Hive Light Installation at Bleecker Street Station, Installed 2012. (All Photos By Gail)
While I am often traveling through the 6 Train station at Bleecker Street, I am almost never originating or concluding a ride at that stop. That is my excuse for taking four years to write about one of the coolest — if not the coolest – piece of art in the entire NYC subway system, which is called Hive (Bleecker Street).
Artist Leo Villareal created the LED art, currently installed at the Bleecker Street subway station, in 2012. Made of LED tubes, custom software, electrical hardware, aluminum and stainless steel, the LED sculpture takes the form of a honeycomb, above the stairs that mark the transfer point connecting the IRT and IND subway lines.

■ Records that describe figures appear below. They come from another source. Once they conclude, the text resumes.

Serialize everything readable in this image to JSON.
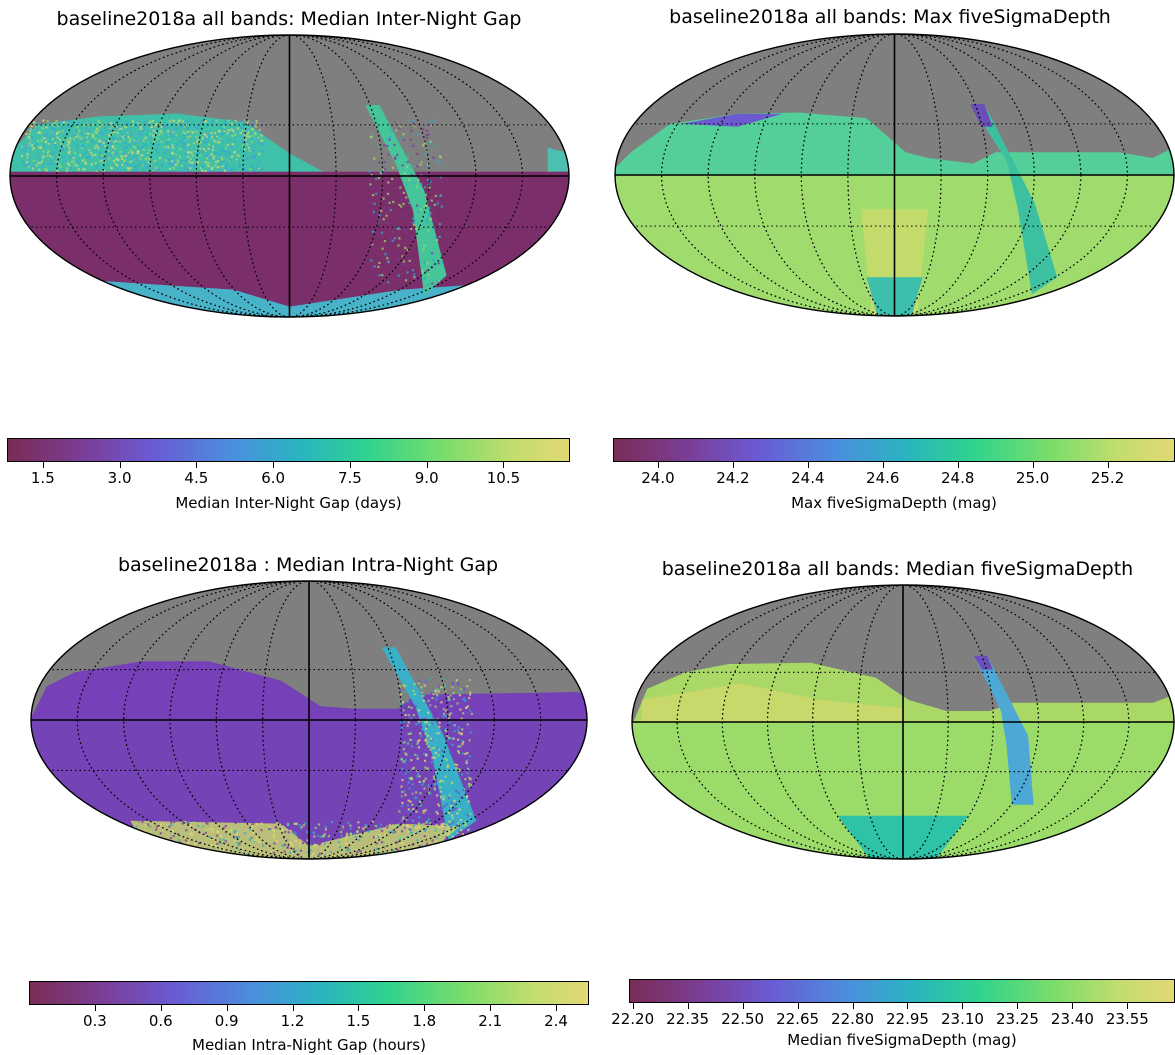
{
  "figure": {
    "domain": "Chart"
  },
  "chart_data": [
    {
      "type": "heatmap",
      "projection": "mollweide",
      "title": "baseline2018a all bands: Median Inter-Night Gap",
      "colorbar_label": "Median Inter-Night Gap (days)",
      "colorbar_ticks": [
        "1.5",
        "3.0",
        "4.5",
        "6.0",
        "7.5",
        "9.0",
        "10.5"
      ],
      "color_range": [
        0.8,
        11.8
      ],
      "colormap": "viridis-like",
      "grid": true,
      "no_data_color": "#7f7f7f",
      "regions": {
        "south_wfd": "1.5",
        "north_ecliptic": "6.0-9.0",
        "galactic_plane_stripe": "7.5-9.0"
      }
    },
    {
      "type": "heatmap",
      "projection": "mollweide",
      "title": "baseline2018a all bands: Max fiveSigmaDepth",
      "colorbar_label": "Max fiveSigmaDepth (mag)",
      "colorbar_ticks": [
        "24.0",
        "24.2",
        "24.4",
        "24.6",
        "24.8",
        "25.0",
        "25.2"
      ],
      "color_range": [
        23.88,
        25.38
      ],
      "colormap": "viridis-like",
      "grid": true,
      "no_data_color": "#7f7f7f"
    },
    {
      "type": "heatmap",
      "projection": "mollweide",
      "title": "baseline2018a : Median Intra-Night Gap",
      "colorbar_label": "Median Intra-Night Gap (hours)",
      "colorbar_ticks": [
        "0.3",
        "0.6",
        "0.9",
        "1.2",
        "1.5",
        "1.8",
        "2.1",
        "2.4"
      ],
      "color_range": [
        0.0,
        2.55
      ],
      "colormap": "viridis-like",
      "grid": true,
      "no_data_color": "#7f7f7f"
    },
    {
      "type": "heatmap",
      "projection": "mollweide",
      "title": "baseline2018a all bands: Median fiveSigmaDepth",
      "colorbar_label": "Median fiveSigmaDepth (mag)",
      "colorbar_ticks": [
        "22.20",
        "22.35",
        "22.50",
        "22.65",
        "22.80",
        "22.95",
        "23.10",
        "23.25",
        "23.40",
        "23.55"
      ],
      "color_range": [
        22.19,
        23.68
      ],
      "colormap": "viridis-like",
      "grid": true,
      "no_data_color": "#7f7f7f"
    }
  ]
}
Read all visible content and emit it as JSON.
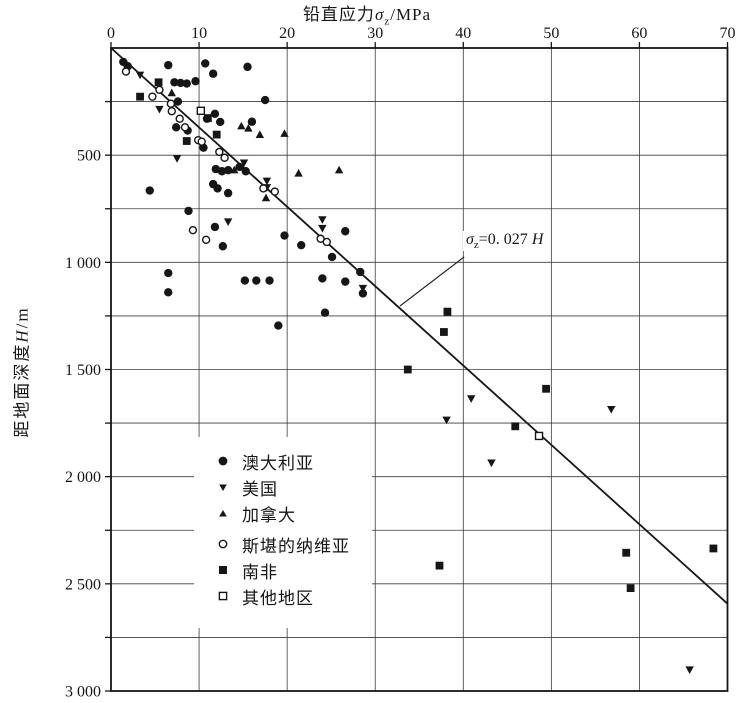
{
  "figure": {
    "background": "#ffffff",
    "ink": "#161616",
    "grid_color": "#3c3c3c"
  },
  "chart_data": {
    "type": "scatter",
    "title": "",
    "x_axis": {
      "title_prefix": "铅直应力",
      "title_symbol": "σ",
      "title_sub": "z",
      "title_suffix": "/MPa",
      "position": "top",
      "range": [
        0,
        70
      ],
      "ticks": [
        0,
        10,
        20,
        30,
        40,
        50,
        60,
        70
      ]
    },
    "y_axis": {
      "title_prefix": "距地面深度",
      "title_symbol": "H",
      "title_suffix": "/m",
      "position": "left",
      "range": [
        0,
        3000
      ],
      "inverted": true,
      "grid_step": 250,
      "tick_labels": [
        [
          500,
          "500"
        ],
        [
          1000,
          "1 000"
        ],
        [
          1500,
          "1 500"
        ],
        [
          2000,
          "2 000"
        ],
        [
          2500,
          "2 500"
        ],
        [
          3000,
          "3 000"
        ]
      ]
    },
    "grid": true,
    "trend_line": {
      "slope": 0.027,
      "eq_symbol": "σ",
      "eq_sub": "z",
      "eq_mid": "=0. 027 ",
      "eq_var": "H",
      "from": [
        0,
        0
      ],
      "to_sigma": 70
    },
    "annotation_leader": {
      "from_point": [
        40.1,
        975
      ],
      "to_point": [
        32.8,
        1204
      ]
    },
    "series": [
      {
        "key": "australia",
        "name": "澳大利亚",
        "marker": "circle-filled",
        "points": [
          [
            1.4,
            65
          ],
          [
            1.9,
            85
          ],
          [
            6.5,
            80
          ],
          [
            10.7,
            72
          ],
          [
            11.6,
            120
          ],
          [
            15.5,
            88
          ],
          [
            7.2,
            160
          ],
          [
            7.9,
            163
          ],
          [
            8.6,
            166
          ],
          [
            9.6,
            155
          ],
          [
            7.6,
            250
          ],
          [
            17.5,
            243
          ],
          [
            10.9,
            330
          ],
          [
            11.8,
            307
          ],
          [
            12.4,
            345
          ],
          [
            16.0,
            344
          ],
          [
            7.4,
            370
          ],
          [
            8.7,
            385
          ],
          [
            10.5,
            465
          ],
          [
            4.4,
            665
          ],
          [
            8.8,
            760
          ],
          [
            11.9,
            565
          ],
          [
            12.6,
            575
          ],
          [
            13.3,
            570
          ],
          [
            14.6,
            555
          ],
          [
            15.3,
            575
          ],
          [
            11.6,
            635
          ],
          [
            12.1,
            655
          ],
          [
            13.3,
            677
          ],
          [
            11.8,
            835
          ],
          [
            12.7,
            925
          ],
          [
            19.7,
            875
          ],
          [
            21.6,
            920
          ],
          [
            25.1,
            975
          ],
          [
            26.6,
            855
          ],
          [
            28.3,
            1045
          ],
          [
            26.6,
            1090
          ],
          [
            28.6,
            1145
          ],
          [
            24.0,
            1075
          ],
          [
            24.3,
            1235
          ],
          [
            19.0,
            1295
          ],
          [
            6.5,
            1050
          ],
          [
            6.5,
            1140
          ],
          [
            15.2,
            1085
          ],
          [
            16.5,
            1085
          ],
          [
            18.0,
            1085
          ]
        ]
      },
      {
        "key": "usa",
        "name": "美国",
        "marker": "triangle-down-filled",
        "points": [
          [
            3.3,
            125
          ],
          [
            5.5,
            285
          ],
          [
            7.5,
            515
          ],
          [
            15.1,
            535
          ],
          [
            17.7,
            620
          ],
          [
            17.7,
            650
          ],
          [
            13.3,
            810
          ],
          [
            24.0,
            800
          ],
          [
            24.0,
            840
          ],
          [
            28.6,
            1120
          ],
          [
            40.9,
            1635
          ],
          [
            38.1,
            1735
          ],
          [
            43.2,
            1935
          ],
          [
            56.8,
            1685
          ],
          [
            65.7,
            2900
          ]
        ]
      },
      {
        "key": "canada",
        "name": "加拿大",
        "marker": "triangle-up-filled",
        "points": [
          [
            6.9,
            210
          ],
          [
            14.0,
            570
          ],
          [
            14.8,
            365
          ],
          [
            15.6,
            375
          ],
          [
            16.9,
            405
          ],
          [
            19.7,
            400
          ],
          [
            17.6,
            700
          ],
          [
            21.3,
            585
          ],
          [
            25.9,
            570
          ]
        ]
      },
      {
        "key": "scandinavia",
        "name": "斯堪的纳维亚",
        "marker": "circle-open",
        "points": [
          [
            1.7,
            110
          ],
          [
            5.5,
            195
          ],
          [
            4.7,
            227
          ],
          [
            6.8,
            260
          ],
          [
            6.9,
            295
          ],
          [
            7.8,
            330
          ],
          [
            8.4,
            370
          ],
          [
            9.9,
            430
          ],
          [
            10.3,
            437
          ],
          [
            12.3,
            485
          ],
          [
            12.9,
            512
          ],
          [
            17.3,
            655
          ],
          [
            18.6,
            670
          ],
          [
            9.3,
            850
          ],
          [
            10.8,
            895
          ],
          [
            23.8,
            890
          ],
          [
            24.5,
            905
          ]
        ]
      },
      {
        "key": "south-africa",
        "name": "南非",
        "marker": "square-filled",
        "points": [
          [
            5.4,
            160
          ],
          [
            3.3,
            227
          ],
          [
            11.0,
            327
          ],
          [
            12.0,
            404
          ],
          [
            8.6,
            434
          ],
          [
            33.7,
            1500
          ],
          [
            37.8,
            1325
          ],
          [
            38.2,
            1230
          ],
          [
            49.4,
            1590
          ],
          [
            45.9,
            1765
          ],
          [
            37.3,
            2415
          ],
          [
            58.5,
            2355
          ],
          [
            59.0,
            2520
          ],
          [
            68.4,
            2335
          ]
        ]
      },
      {
        "key": "other-regions",
        "name": "其他地区",
        "marker": "square-open",
        "points": [
          [
            10.2,
            293
          ],
          [
            48.6,
            1810
          ]
        ]
      }
    ],
    "legend_position": "inside-lower-left"
  }
}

Bright colors, outlining each hexagonal honeycomb shape, move across the sculpture. Villareal created an unprecedented art experience for transit riders who use the station with the installations use of technology and LEDs. Hive (Bleecker Street) has a playful aspect in its reference to games. Riders will be able to identify individual elements within a larger context, and track this movement.
The work explores the compulsion to recognize patterns and the brain’s hard-coded desire to understand and make meaning. The patterns also take inspiration from the research of the mathematician John Conway, who invented the Game of Life, the best-known cellular automata program. Hive (Bleecker Street) speaks to a diverse audience – it is abstract and evocative, and can have many different meanings.
Through changing patterns presented in randomized progression, Hive creates an experience for riders . Overall, the piece resonates with the activity of the station, transportation network and the city itself. The work was fabricated by Parallel Development.
The best photos of Hive (Bleecker Street) are taken from the stairs or escalator below the installation, but I was waiting for a train late at night and did not want to miss it, so took these photos and video from the platform. If I get better photos in the future, I will add them to this post!